Точно его жена могла слышать его в эту минуту. Немного спустя, Брызгалов опустил голову на руку и задремал. Сверчки громко запели в его комнате, в открытое окно с площади доносился звон цикад, наполнявших лунные ночи своими бесконечными песнями со старой чинары… Изредка среди этих обычных голосов слышалось с башни на башню перелетавшее не по обыкновению сонное, а сторожкое и тревожное «слушай!» часового… Вон, мерно ступая, в ногу, прошёл взвод и, тяжело скрипя на ржавых петлях, отворились крепостные ворота; должно быть, часть шла на смену левофланговых секретов… Чутко спит Брызгалов, каждый звук ловит его привычное ухо… И в то же время чудится ему, что из старой рамы дагеротипа, из этой выцветшей и прожухлой пластинки выступило вдруг совсем живое лицо… Бледное-бледное, но бесконечно доброе, такое, какое он видел перед собою в последние минуты её жизни.
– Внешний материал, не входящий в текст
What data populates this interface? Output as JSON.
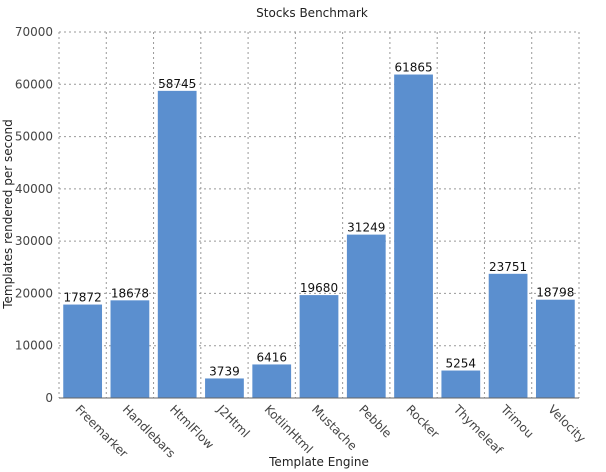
{
  "chart_data": {
    "type": "bar",
    "title": "Stocks Benchmark",
    "xlabel": "Template Engine",
    "ylabel": "Templates rendered per second",
    "categories": [
      "Freemarker",
      "Handlebars",
      "HtmlFlow",
      "J2Html",
      "KotlinHtml",
      "Mustache",
      "Pebble",
      "Rocker",
      "Thymeleaf",
      "Trimou",
      "Velocity"
    ],
    "values": [
      17872,
      18678,
      58745,
      3739,
      6416,
      19680,
      31249,
      61865,
      5254,
      23751,
      18798
    ],
    "value_labels": [
      "17872",
      "18678",
      "58745",
      "3739",
      "6416",
      "19680",
      "31249",
      "61865",
      "5254",
      "23751",
      "18798"
    ],
    "ylim": [
      0,
      70000
    ],
    "yticks": [
      0,
      10000,
      20000,
      30000,
      40000,
      50000,
      60000,
      70000
    ],
    "ytick_labels": [
      "0",
      "10000",
      "20000",
      "30000",
      "40000",
      "50000",
      "60000",
      "70000"
    ],
    "grid": true,
    "bar_color": "#5b8fcf"
  }
}
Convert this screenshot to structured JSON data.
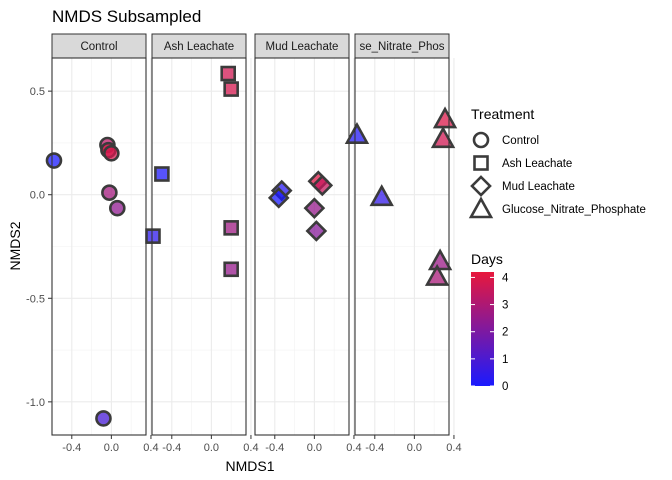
{
  "chart_data": {
    "type": "scatter",
    "title": "NMDS Subsampled",
    "xlabel": "NMDS1",
    "ylabel": "NMDS2",
    "xlim": [
      -0.6,
      0.35
    ],
    "ylim": [
      -1.16,
      0.66
    ],
    "xticks": [
      -0.4,
      0.0,
      0.4
    ],
    "xtick_labels": [
      "-0.4",
      "0.0",
      "0.4"
    ],
    "yticks": [
      0.5,
      0.0,
      -0.5,
      -1.0
    ],
    "ytick_labels": [
      "0.5",
      "0.0",
      "-0.5",
      "-1.0"
    ],
    "grid": true,
    "facets": [
      {
        "label": "Control",
        "shape": "circle",
        "points": [
          {
            "x": -0.58,
            "y": 0.165,
            "days": 0
          },
          {
            "x": -0.04,
            "y": 0.24,
            "days": 3.3
          },
          {
            "x": -0.03,
            "y": 0.215,
            "days": 4
          },
          {
            "x": 0.0,
            "y": 0.2,
            "days": 3.8
          },
          {
            "x": -0.02,
            "y": 0.01,
            "days": 2.8
          },
          {
            "x": 0.06,
            "y": -0.065,
            "days": 2.4
          },
          {
            "x": -0.08,
            "y": -1.08,
            "days": 0.9
          }
        ]
      },
      {
        "label": "Ash Leachate",
        "shape": "square",
        "points": [
          {
            "x": 0.17,
            "y": 0.585,
            "days": 3.7
          },
          {
            "x": 0.2,
            "y": 0.51,
            "days": 3.8
          },
          {
            "x": -0.5,
            "y": 0.1,
            "days": 0.1
          },
          {
            "x": -0.59,
            "y": -0.2,
            "days": 0.4
          },
          {
            "x": 0.2,
            "y": -0.16,
            "days": 2.7
          },
          {
            "x": 0.2,
            "y": -0.36,
            "days": 2.5
          }
        ]
      },
      {
        "label": "Mud Leachate",
        "shape": "diamond",
        "points": [
          {
            "x": -0.33,
            "y": 0.02,
            "days": 0.3
          },
          {
            "x": -0.36,
            "y": -0.015,
            "days": 0
          },
          {
            "x": 0.04,
            "y": 0.065,
            "days": 4
          },
          {
            "x": 0.08,
            "y": 0.045,
            "days": 3.5
          },
          {
            "x": 0.0,
            "y": -0.065,
            "days": 2.5
          },
          {
            "x": 0.02,
            "y": -0.175,
            "days": 2.2
          }
        ]
      },
      {
        "label": "se_Nitrate_Phos",
        "shape": "triangle",
        "points": [
          {
            "x": -0.58,
            "y": 0.29,
            "days": 0.2
          },
          {
            "x": -0.33,
            "y": -0.01,
            "days": 0.5
          },
          {
            "x": 0.31,
            "y": 0.365,
            "days": 3.9
          },
          {
            "x": 0.29,
            "y": 0.27,
            "days": 3.7
          },
          {
            "x": 0.26,
            "y": -0.32,
            "days": 2.6
          },
          {
            "x": 0.23,
            "y": -0.395,
            "days": 2.9
          }
        ]
      }
    ],
    "legend": {
      "placement": "right",
      "treatment_title": "Treatment",
      "treatment_items": [
        {
          "label": "Control",
          "shape": "circle"
        },
        {
          "label": "Ash Leachate",
          "shape": "square"
        },
        {
          "label": "Mud Leachate",
          "shape": "diamond"
        },
        {
          "label": "Glucose_Nitrate_Phosphate",
          "shape": "triangle"
        }
      ],
      "color_title": "Days",
      "color_range": [
        0,
        4.2
      ],
      "color_ticks": [
        "0",
        "1",
        "2",
        "3",
        "4"
      ],
      "color_low": "#1a1aff",
      "color_high": "#e8183c"
    }
  }
}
Выступило и приближается к нему… И не одно лицо только… Вся она перед ним. Рядом стоит… Кладёт худенькую, бескровную руку с синими жилками на его плечо. И так ему легко и хорошо от её прикосновения… Он чувствует на своём лице её дыхание… И кроткий, тихий голос ему мерещится. Что она говорит, — он разобрать не может, но вместе со звуками этого голоса удивительное спокойствие льётся в его встревоженную душу… Он взял её за руку и удерживает. Та с тихим усилием старается высвободиться.

— Останься здесь с нами! — хочет крикнуть Брызгалов. — Не оставляй нас! — и вдруг вскакивает.

Что это? Треск залпа за крепостью, оглушительный лай собак… оборвавшееся «Алла-Алла!»… Он оглядывается… Дагеротип на своём месте. Свечка совсем нагорела, и чадный дым её тянется вверх густой, чёрной струёй…

— Начинается! — говорит Степан Фёдорович и, взяв пистолеты, идёт на стены.

Кто-то догоняет его на площади.

— Ваше высокоблагородие!..

Он отличает встревоженный голос солдата.

— Ты, Круглов?

— Так точно. От штабс-капитана Незамай-Козла послан…

— Ну, в чём дело?

— На их высокоблагородие напало видимо-невидимо лезгинов.

— Уж и «видимо-невидимо»! Что это у вас за страсть сейчас!.. — с неудовольствием протянул Брызгалов. — Всегда ты был скверный солдат у меня. Мне бы следовало давно тебя в нестроевую роту передать или в денщики.